Zero Zero Zero isn't perfect.  Every episode has a structuring device that is a little bit mannered; the episode begins a certain way and carries forward, then at a particular point, goes into slow motion and segues backward to show you what led up to what you've been watching.  It's a device that's arbitrary, to be honest, but it didn't take away from my overall pleasure.


Topnotch direction, excellent pacing, strong acting all around, with a cast that includes Andrea Riseborough, Dane DeHaan, Gabriel Byrne (in a small role) and a stone-cold and truly chilling Harold Torres, who plays the head of the Mexican soldiers that makes its move in the drug trade in Monterrey.  Riseborough and DeHaan play brother and sister, and she is the stronger of the two, the one running the shipping business responsible for the movement of the cocaine.  Did I say the Harold Torres character is cold; well, Riseborough's, without being evil, has ice water running through her veins as she does her work in a world dominated by some pretty nasty men.

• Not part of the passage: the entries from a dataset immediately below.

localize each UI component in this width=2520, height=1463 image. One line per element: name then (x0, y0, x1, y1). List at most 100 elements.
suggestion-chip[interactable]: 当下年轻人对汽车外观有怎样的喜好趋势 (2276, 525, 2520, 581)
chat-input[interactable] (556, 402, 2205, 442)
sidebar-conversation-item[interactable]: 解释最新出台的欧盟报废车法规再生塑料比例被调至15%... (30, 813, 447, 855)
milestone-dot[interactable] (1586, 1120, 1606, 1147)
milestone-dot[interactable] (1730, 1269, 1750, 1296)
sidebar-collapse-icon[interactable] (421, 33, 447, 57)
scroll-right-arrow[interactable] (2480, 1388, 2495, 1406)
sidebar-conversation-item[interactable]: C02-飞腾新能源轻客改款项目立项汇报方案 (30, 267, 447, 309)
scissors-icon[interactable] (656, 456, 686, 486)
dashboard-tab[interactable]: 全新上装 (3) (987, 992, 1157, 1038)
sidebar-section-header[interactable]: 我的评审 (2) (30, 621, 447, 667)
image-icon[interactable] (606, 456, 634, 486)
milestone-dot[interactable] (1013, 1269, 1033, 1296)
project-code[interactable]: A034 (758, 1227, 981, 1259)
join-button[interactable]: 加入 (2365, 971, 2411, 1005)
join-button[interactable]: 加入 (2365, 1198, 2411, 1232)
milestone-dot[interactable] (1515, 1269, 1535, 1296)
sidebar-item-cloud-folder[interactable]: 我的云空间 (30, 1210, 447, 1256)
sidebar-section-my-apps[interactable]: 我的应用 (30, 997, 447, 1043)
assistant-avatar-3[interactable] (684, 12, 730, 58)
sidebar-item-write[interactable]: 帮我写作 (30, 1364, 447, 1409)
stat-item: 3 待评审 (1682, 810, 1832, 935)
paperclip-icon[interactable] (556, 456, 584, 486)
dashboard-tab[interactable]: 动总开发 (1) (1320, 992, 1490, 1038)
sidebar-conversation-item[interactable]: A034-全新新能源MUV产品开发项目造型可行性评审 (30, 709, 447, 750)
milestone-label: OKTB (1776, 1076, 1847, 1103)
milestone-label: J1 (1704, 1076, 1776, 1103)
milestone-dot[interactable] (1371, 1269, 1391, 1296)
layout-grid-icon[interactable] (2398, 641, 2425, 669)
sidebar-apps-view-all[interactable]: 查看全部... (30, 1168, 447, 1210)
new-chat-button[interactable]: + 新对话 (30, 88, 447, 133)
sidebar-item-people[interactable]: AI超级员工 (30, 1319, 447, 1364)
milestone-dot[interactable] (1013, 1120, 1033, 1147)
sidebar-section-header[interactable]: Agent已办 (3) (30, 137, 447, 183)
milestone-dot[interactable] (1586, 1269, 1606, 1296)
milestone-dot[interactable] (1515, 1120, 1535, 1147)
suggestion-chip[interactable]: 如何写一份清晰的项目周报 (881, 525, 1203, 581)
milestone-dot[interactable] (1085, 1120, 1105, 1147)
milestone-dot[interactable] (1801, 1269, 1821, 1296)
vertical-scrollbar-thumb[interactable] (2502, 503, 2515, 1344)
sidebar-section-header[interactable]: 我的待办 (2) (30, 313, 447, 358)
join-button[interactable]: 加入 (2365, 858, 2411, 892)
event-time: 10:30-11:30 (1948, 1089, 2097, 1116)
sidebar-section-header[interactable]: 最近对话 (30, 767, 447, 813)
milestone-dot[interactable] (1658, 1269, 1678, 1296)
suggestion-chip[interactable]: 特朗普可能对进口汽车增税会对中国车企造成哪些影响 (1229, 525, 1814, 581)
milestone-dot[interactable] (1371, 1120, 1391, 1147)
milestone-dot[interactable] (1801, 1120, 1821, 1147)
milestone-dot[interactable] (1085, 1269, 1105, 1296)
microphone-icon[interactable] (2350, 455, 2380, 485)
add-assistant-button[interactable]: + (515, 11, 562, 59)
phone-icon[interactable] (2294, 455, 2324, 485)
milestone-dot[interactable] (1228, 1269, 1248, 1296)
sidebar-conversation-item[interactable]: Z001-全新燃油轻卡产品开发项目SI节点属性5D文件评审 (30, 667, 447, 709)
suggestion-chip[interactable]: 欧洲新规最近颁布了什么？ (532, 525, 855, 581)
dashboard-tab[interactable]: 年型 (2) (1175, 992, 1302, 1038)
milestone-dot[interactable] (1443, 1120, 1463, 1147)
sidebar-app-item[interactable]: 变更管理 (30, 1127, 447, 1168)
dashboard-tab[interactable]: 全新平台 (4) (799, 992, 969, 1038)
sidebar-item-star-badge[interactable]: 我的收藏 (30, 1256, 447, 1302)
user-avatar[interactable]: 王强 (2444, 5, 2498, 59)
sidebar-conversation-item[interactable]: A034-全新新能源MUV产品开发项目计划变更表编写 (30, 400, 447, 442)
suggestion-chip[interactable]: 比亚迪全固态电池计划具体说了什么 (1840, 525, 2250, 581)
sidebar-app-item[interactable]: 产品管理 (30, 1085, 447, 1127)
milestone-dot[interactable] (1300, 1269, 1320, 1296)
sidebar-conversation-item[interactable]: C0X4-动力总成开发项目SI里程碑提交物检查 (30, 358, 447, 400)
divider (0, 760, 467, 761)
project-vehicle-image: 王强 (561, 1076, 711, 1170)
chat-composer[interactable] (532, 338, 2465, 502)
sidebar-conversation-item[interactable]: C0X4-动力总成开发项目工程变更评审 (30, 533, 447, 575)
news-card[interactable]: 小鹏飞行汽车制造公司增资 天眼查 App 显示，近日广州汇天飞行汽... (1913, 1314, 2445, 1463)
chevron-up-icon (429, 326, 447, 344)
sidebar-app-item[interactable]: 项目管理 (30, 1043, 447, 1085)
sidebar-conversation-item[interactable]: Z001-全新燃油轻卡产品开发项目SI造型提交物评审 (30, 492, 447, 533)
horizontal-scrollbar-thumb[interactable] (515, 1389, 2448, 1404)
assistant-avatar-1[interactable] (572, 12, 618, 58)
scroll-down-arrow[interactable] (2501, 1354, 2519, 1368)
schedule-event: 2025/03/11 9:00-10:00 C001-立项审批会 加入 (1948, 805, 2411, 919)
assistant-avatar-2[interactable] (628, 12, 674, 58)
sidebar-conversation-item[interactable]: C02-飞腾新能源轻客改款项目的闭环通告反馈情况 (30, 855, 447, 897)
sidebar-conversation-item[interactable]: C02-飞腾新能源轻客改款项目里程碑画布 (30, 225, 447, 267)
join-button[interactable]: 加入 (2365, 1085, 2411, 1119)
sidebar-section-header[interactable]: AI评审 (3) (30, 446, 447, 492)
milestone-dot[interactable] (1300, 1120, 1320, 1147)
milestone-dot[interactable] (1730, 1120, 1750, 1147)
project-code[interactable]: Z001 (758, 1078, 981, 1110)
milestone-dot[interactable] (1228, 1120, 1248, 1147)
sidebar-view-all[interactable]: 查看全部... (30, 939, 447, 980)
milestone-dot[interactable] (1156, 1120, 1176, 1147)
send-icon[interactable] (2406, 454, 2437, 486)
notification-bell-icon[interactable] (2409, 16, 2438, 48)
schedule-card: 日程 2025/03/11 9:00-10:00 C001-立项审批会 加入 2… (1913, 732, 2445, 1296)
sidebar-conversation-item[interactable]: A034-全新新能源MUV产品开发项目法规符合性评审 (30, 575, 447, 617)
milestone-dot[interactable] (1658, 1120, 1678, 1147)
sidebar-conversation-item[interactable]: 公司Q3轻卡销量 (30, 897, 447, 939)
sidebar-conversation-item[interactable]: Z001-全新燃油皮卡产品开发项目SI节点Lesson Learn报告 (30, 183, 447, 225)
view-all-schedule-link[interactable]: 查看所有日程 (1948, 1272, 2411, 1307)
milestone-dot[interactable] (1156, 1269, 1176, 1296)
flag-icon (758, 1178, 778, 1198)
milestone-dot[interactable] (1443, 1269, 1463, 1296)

One other thing: It's rare to see places like Dakar, Senegal or modern-day Casablanca in western productions, and Zero Zero Zero goes to these places with the same assurance and calm it depicts more familiar locales like Mexico and Italy.  In other words, it doesn't show us these places through "the exotic eye".  Beauty, corruption, violence, dealmaking -- they exist everywhere, behavior is consistent.  What differs from place to place is the motivation behind that behavior. 


I should say, too, that the whole production is enhanced very much by the musical score, kind of in the way Michael Mann films have such rich scores.  For Zero Zero Zero, it's by Mogwai, and it adds plenty, episode to episode, to the mood and tension.


Next up for Stefano Sollima, is an adaptation of a Tom Clancy book, Without Remorse, to star Michael B. Jordan.  The script is by Taylor Sheridan.  I've never read or had the slightest interest in reading Clancy's novels, nor have I even seen any of the other films made from his books (or the current Jack Ryan series on Amazon), but this one I expect I will watch.